Nachrichten Politik
Attendorn, 19. Oktober 2016

Traditionelle Herbstwanderung der Senioren Union

Kritische und zufriedene Worte

Attendorns CDU-Fraktionsvorsitzender Wolfgang Teipel, der stellvertretende Fraktionsvorsitzender Rolf Schöpf, der Chef der Senioren Union, Reinhard Henze sowie MdB Matthias Heider und Attendorns CDU-Chef Sebastian Ohm (von links).
Attendorns CDU-Fraktionsvorsitzender Wolfgang Teipel, der stellvertretende Fraktionsvorsitzender Rolf Schöpf, der Chef der Senioren Union, Reinhard Henze sowie MdB Matthias Heider und Attendorns CDU-Chef Sebastian Ohm (von links).
Foto: privat
Attendorn. Die traditionelle Herbstwanderung führte die Attendorner CDU Senioren Union von Grevenbrück durch das Repetal nach Mecklinghausen. Neben den rund 70 Gästen begrüßte der Vorsitzende Reinhard Henze am Ende der Wanderung im Hotel Schnepper auch politische Prominenz aus Attendorn und Berlin.

Wolfgang Teipel, Vorsitzender der CDU-Fraktion im Rat der Stadt Attendorn, nahm in seinen Ausführungen Bezug auf die letztjährige Auflage der Veranstaltung. „Vieles von dem, was ich Ihnen beim letzten Mal vorgetragen habe, ist mittlerweile umgesetzt." Als Beispiele für die positive Entwicklung führte der Fraktionschef unter anderem die Parkpalette Feuerteich, den Kreisel am Ennester Tor und die derzeit im Bau befindlichen Straßenprojekte an. Aber auch „heiße Eisen“ wie die Parksituation sprach der Christdemokrat an. Zudem machte Teipel deutlich, dass die CDU die zunehmende finanzielle Belastung Attendorns durch die rot-grüne Landesregierung strikt ablehne.

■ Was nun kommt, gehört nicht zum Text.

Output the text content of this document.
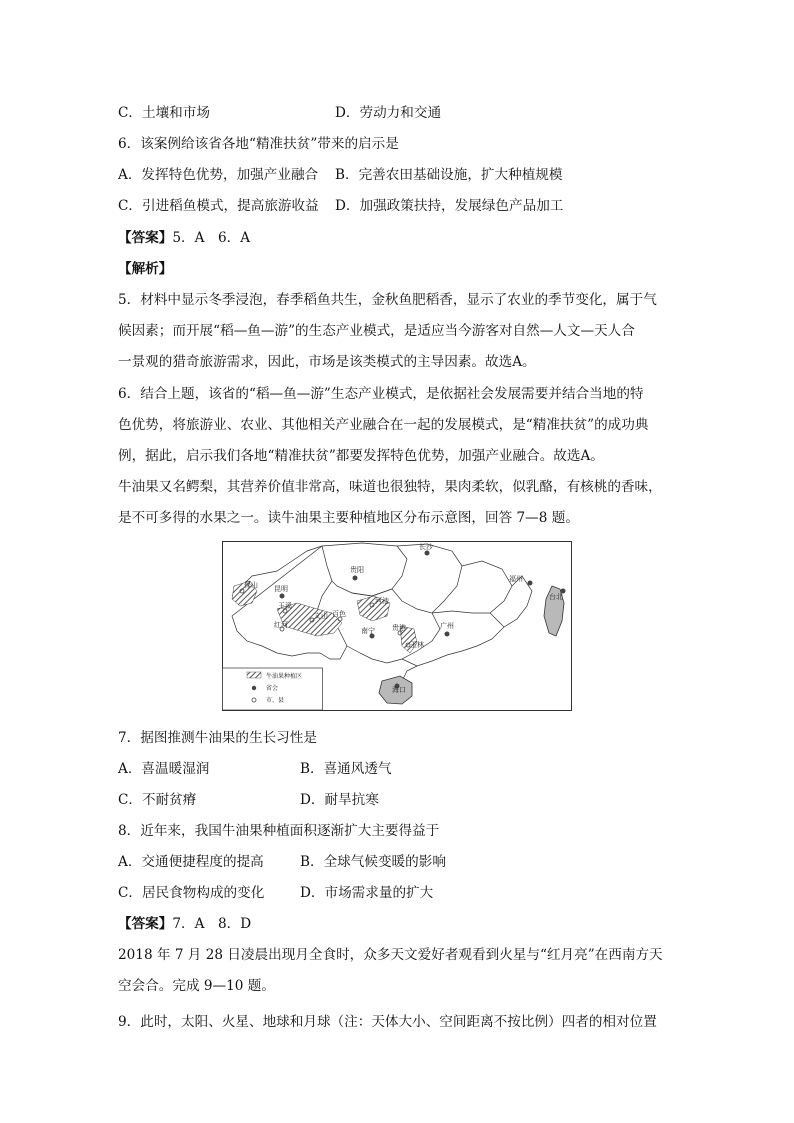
C．土壤和市场	D．劳动力和交通
6．该案例给该省各地“精准扶贫”带来的启示是
A．发挥特色优势，加强产业融合 B．完善农田基础设施，扩大种植规模
C．引进稻鱼模式，提高旅游收益 D．加强政策扶持，发展绿色产品加工
【答案】5．A　6．A
【解析】
5．材料中显示冬季浸泡，春季稻鱼共生，金秋鱼肥稻香，显示了农业的季节变化，属于气
候因素；而开展“稻—鱼—游”的生态产业模式，是适应当今游客对自然—人文—天人合
一景观的猎奇旅游需求，因此，市场是该类模式的主导因素。故选A。
6．结合上题，该省的“稻—鱼—游”生态产业模式，是依据社会发展需要并结合当地的特
色优势，将旅游业、农业、其他相关产业融合在一起的发展模式，是“精准扶贫”的成功典
例，据此，启示我们各地“精准扶贫”都要发挥特色优势，加强产业融合。故选A。
牛油果又名鳄梨，其营养价值非常高，味道也很独特，果肉柔软，似乳酪，有核桃的香味，
是不可多得的水果之一。读牛油果主要种植地区分布示意图，回答 7—8 题。
长沙
贵阳
福州
昆明
保山
玉溪
文山
红河
河池
百色
南宁 贵港
玉林
广州
台北
海口
牛油果种植区
省会
市、县
7．据图推测牛油果的生长习性是
A．喜温暖湿润	B．喜通风透气
C．不耐贫瘠	D．耐旱抗寒
8．近年来，我国牛油果种植面积逐渐扩大主要得益于
A．交通便捷程度的提高	B．全球气候变暖的影响
C．居民食物构成的变化	D．市场需求量的扩大
【答案】7．A　8．D
2018 年 7 月 28 日凌晨出现月全食时，众多天文爱好者观看到火星与“红月亮”在西南方天
空会合。完成 9—10 题。
9．此时，太阳、火星、地球和月球（注：天体大小、空间距离不按比例）四者的相对位置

Sebastian Ohm, Vorsitzender des CDU-Stadtverbandes, pflichtete Teipel uneingeschränkt bei. „Es kann nicht sein, dass wir uns in Attendorn kein Freibad leisten, wir aber durch die Abundanzumlage die Freibäder finanzklammer Städte im Ruhrgebiet, die über ihre Verhältnisse wirtschaften, mitfinanzieren", so Ohm. Der Parteichef stimmte die Anwesenden zudem auf die Wahlen im kommenden Jahr ein. Mit der Landtagswahl im Frühjahr und der Bundestagswahl im Herbst stünden zwei enorm wichtige Urnengänge an. Die Attendorner CDU werde die heimischen Kandidaten Jochen Ritter und Dr. Matthias Heider dabei voll unterstützen.

Ohm bedankte sich im Namen des CDU-Stadtverbandes bei Reinhard Henze nicht nur für die Einladung, sondern auch dafür, dass die Mitglieder der Senioren Union sich politisch engagieren und die CDU aktiv unterstützen. Heider äußert sich über Flüchtlingspolitik Im Zentrum des Berichts des Dr. Matthias Heider stand die Flüchtlingspolitik. „Wir müssen das eine tun, ohne das andere zu lassen", sagte der Bundestagsabgeordnete. Für Heider ist es nach wie vor wichtig, die Menschen aufzunehmen, die „ernsthaft verfolgt“ werden. „Es ist aber genauso wichtig, den Bürgern Deutschlands den Schutz zu geben, den sie brauchen, um hier sicher leben zu können." Deshalb forderte er unter anderem eine bessere Ausstattung der Polizei: „Wir müssen aufpassen, dass nicht das Verbrechen im Ferrari und die Polizisten in der Postkutsche fahren." Teil einer geordneten Flüchtlingspolitik sind seiner Auffassung nach auch geschützte Außengrenzen in Europa.

Insgesamt sieht der Abgeordnete Deutschland aber auf einem guten Weg: „Wir gehen ohne neue Schulden in die vor uns liegende Zeit“, so Heider. Das sei nicht selbstverständlich, sondern ein Verdienst der CDU-Finanzpolitik um Wolfgang Schäuble. „Das wird auch Ihren Enkeln zugutekommen", sagte er an die Adresse der Teilnehmer der Wanderung gerichtet. Trotzdem werde in Zukunft investiert. Heider erinnerte daran, dass allein eine Milliarde Euro durch den vom Bund finanzierten Verkehrswegeplan in den Wahlkreis fließen, die dringend benötigt werde, um die Autobahn A45 sechsspurig ausbauen und marode Brücken reparieren zu können.